Rudd indeed performs wonders in making Ned's stupidities seem more natural than annoying. Ned's honesty brings out the petty jealousies, prejudices, manipulations, and dishonesties of his siblings and their significant others. Obviously Ned is a classic Wise Fool, a man whose simple talk reveals more truths (and goodness) than the chatter of the wiser folk around him. Only the writing isn't good enough or the urban Greater New York setting appropriate enough to give this role and this function real resonance. The variety of problems highlighted and solved and the different weaknesses of the sisters and their men don't follow any logical order.

Our Idiot Brother's already dubious structure crumbles with a series of little happy endings for each of the sisters, whom we have grown to dislike and would just as soon see punished. It over generously provides Ned with a new and wonderful girlfriend in the final scene. And it winds up with a series of unusually feeble outtakes alongside the closing credits.

Our Idiot Brother was a poor choice for Paul Rudd -- not the first time, as Armond White rightly remarks in his review (http://www.nypress.com/article-22789-ruining-paul-rudd.html), that the actor has allowed his considerable gifts to be squandered.

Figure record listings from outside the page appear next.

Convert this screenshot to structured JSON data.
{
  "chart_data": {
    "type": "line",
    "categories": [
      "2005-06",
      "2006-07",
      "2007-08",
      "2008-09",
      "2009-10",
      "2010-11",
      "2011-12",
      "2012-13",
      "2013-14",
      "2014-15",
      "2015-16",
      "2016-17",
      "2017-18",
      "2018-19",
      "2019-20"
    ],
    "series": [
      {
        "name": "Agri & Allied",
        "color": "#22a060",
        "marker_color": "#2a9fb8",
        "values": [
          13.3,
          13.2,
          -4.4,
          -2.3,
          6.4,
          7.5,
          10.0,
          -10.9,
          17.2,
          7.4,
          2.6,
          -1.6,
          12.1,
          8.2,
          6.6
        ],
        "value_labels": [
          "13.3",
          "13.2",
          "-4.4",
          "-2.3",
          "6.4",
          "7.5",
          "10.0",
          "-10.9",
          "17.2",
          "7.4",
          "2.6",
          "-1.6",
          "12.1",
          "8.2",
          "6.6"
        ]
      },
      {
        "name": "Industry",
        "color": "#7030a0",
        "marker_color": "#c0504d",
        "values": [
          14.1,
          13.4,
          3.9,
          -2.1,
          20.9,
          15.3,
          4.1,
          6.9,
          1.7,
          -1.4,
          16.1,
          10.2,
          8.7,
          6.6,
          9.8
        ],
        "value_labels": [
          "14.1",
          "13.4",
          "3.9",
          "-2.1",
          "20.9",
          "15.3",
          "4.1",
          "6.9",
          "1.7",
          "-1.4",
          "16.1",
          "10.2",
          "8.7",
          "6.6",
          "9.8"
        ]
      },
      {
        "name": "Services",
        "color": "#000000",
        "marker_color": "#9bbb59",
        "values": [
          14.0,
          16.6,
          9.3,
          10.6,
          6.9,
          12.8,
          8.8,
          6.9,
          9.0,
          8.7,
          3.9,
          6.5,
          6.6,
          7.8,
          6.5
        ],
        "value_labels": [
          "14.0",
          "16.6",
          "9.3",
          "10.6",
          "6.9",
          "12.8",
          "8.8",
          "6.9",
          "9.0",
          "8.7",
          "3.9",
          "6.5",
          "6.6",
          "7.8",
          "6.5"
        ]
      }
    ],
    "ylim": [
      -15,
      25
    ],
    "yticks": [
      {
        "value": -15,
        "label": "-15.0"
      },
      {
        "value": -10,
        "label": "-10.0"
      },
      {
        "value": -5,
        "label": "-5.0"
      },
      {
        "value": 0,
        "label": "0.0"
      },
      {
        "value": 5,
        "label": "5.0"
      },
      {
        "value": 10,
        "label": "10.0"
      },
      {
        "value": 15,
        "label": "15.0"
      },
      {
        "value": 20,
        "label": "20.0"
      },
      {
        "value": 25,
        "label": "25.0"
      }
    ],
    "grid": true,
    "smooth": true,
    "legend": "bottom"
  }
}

As White says, Rudd has done well in roles that smartly reworked the Cary Grant comedy for a post-feminist age, such as in I Love You Man, Role Models, Diggers and Clueless. He is a superb comedy straight man, just a little goofy but also attractive enough to be seen as sexy and desirable. Pushing the goof this far does nothing for his subtleties, even though he does not descend into crudeness, and indeed gives nice little turns to every scene. Rudd is a smoothie hiding inside the slacker look and unsexy hair, just as a decent, sharp comedy is hiding somewhere inside this unfocussed mess of a movie.

cinemabon
08-30-2011, 10:47 AM
Great review, Chris; and thanks for saving me from that one. Summer is over. North Carolina is shaking off its weather problems (a washed out road and some flooded basements can't compare to the massive floods in New England. That's where FEMA should go). Most of us are fine here. I'm looking forward to a new crop of cinema (Oscars are around the corner - although they seem to have lost their shine lately) and I look forward to some good posts.

Disappointed in our home page. Most of the stuff there is over a year old.

Chris Knipp
08-30-2011, 11:30 AM
I guess one of my most valuable functions is to save people from pointless movies -- as well as guide them to the good ones. Thanks for the kind words about this review. If you get a chance to see Attack the Block, that is my newest recommendation. The Guard is also worth a watch, and The Help is well meant. Oscars are always a good time for assessments.

Vermonters are proud of their independence and courage. Maybe FEMA is better avoided. It has done some harm (Katrina), hasn't it?

Thanks for the reminder about the home page. I have no control over it but I expect to see Peter soon and will remind him of that.

Watch the Festival Coverage for my highlight of the year, the New York Film Festival. Screenings begin in around two weeks and my reviews will begin then too.